Blind, by Russell Conover

The townspeople awoke, and panicked. They all stumbled from their beds to their front yards, seeking comfort and help.

“I can’t see!” Troy cried.
“I’ve gone blind!” Samantha wailed.
“All I see is black!” Rudy exclaimed.

Not one person could see a thing.

“People! People! We have to calm down,” Andrea announced. “There has to be some logical explanation for this.”
“But what?” the town pondered. “A city doesn’t just go blind all of a sudden.”

“Got it!” Zack proclaimed. “Apparently a lack of Friday Flash Fiction wreaks havoc. We need our writers back!”

Sign Up Now!, by Emma Baird

“And this week’s magic power up for grabs is … ”
Maggie started. Newsletter sign-up forms were part and parcel of modern-day life, but this was different.
“Sign up for our newsletter and you get a super power!”
Ooh, magic powers! Who wouldn’t want them? She clicked on the form and added her address. Seconds later, an email arrived in her inbox.
“ … the magic power is – invisibility!
“Click on this button and you will become invisible!”
She clicked. She stuck a hand out in front of her. She couldn’t see it.
The Government’s latest ploy to silence its citizens had worked.

[Based on the last few days. I seem to have landed on lots of websites which wanted me to sign up for their newsletters.]

Competition Time, by Gordon Lawrie

Angela rubbed her hands gleefully: it was Flash Fiction Competition season again. For some years now, she and her partner Mark had been running writing contests which offered substantial prizes, plus a not insubstantial element of glory for the winners.

Their method of selection was simple. Mark allocated each entry a number; then Angela shut her eyes and called out ten random numbers. Once they’d chosen this shortlist, they were simply left with choosing first, second and third, while the rest were “Highly Commended”.
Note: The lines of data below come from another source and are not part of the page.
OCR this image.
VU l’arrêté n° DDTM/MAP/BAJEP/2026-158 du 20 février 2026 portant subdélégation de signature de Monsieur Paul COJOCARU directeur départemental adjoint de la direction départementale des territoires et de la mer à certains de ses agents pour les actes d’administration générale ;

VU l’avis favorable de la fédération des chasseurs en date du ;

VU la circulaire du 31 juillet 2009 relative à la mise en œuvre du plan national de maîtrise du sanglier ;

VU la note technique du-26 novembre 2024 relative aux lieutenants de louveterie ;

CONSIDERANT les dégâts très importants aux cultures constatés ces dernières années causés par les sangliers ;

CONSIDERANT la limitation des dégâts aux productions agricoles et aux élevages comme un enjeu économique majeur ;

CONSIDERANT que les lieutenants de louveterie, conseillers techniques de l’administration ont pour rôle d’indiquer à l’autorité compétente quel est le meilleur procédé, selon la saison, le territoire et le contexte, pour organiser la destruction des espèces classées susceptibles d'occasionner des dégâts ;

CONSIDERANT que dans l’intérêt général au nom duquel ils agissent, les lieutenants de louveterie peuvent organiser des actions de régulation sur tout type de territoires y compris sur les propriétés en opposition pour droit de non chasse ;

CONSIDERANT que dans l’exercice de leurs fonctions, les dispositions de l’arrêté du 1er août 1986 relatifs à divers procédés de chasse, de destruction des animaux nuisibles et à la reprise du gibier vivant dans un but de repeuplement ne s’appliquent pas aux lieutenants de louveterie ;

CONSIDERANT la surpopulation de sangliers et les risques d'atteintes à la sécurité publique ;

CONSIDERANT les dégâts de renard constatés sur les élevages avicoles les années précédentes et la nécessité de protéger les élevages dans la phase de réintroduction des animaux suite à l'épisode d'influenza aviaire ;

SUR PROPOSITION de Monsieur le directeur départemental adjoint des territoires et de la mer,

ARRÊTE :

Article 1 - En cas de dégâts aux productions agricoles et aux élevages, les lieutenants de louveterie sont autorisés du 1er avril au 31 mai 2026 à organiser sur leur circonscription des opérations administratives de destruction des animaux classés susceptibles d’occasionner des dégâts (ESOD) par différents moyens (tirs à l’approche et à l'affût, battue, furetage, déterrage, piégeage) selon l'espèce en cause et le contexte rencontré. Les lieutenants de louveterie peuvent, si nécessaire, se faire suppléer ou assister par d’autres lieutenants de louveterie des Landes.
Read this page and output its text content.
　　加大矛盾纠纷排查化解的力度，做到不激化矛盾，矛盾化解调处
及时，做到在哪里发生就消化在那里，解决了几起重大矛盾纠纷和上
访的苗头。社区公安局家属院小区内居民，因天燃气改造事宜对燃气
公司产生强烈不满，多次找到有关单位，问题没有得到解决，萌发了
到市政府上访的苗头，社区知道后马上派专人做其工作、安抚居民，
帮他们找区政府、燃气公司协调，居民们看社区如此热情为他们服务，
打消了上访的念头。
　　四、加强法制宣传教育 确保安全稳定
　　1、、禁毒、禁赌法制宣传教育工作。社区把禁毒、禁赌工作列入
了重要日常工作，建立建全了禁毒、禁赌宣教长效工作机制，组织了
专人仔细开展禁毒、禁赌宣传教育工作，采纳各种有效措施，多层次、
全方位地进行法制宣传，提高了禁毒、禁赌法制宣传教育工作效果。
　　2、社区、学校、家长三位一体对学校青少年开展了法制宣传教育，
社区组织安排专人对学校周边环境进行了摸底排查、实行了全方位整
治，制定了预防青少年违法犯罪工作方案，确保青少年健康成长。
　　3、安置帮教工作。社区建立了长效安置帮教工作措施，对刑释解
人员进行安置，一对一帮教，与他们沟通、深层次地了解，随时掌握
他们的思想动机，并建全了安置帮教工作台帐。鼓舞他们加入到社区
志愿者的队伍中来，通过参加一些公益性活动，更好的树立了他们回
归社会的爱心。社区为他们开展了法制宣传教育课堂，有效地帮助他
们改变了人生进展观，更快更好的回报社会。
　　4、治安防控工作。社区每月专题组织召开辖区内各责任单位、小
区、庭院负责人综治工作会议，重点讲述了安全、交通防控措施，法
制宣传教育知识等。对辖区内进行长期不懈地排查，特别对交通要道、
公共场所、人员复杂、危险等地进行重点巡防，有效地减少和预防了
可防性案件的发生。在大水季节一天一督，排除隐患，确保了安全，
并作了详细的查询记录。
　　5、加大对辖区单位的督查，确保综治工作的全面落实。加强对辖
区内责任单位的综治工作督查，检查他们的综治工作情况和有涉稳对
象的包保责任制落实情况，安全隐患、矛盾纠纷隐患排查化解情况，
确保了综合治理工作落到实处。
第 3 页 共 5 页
The best part of all? Each entry brought £5.00. Plenty left over after awarding the prizes.

Stuck, by Russell Conover

This story came to me as I was trying to think of a topic for this week’s F.F.F. (Always fun to write about writing, too.)

Stuck, by Russell Conover

Ray sat at his computer desk, staring at the blinking cursor. “Must you mock me?” he muttered. “You KNOW I’m totally stuck.”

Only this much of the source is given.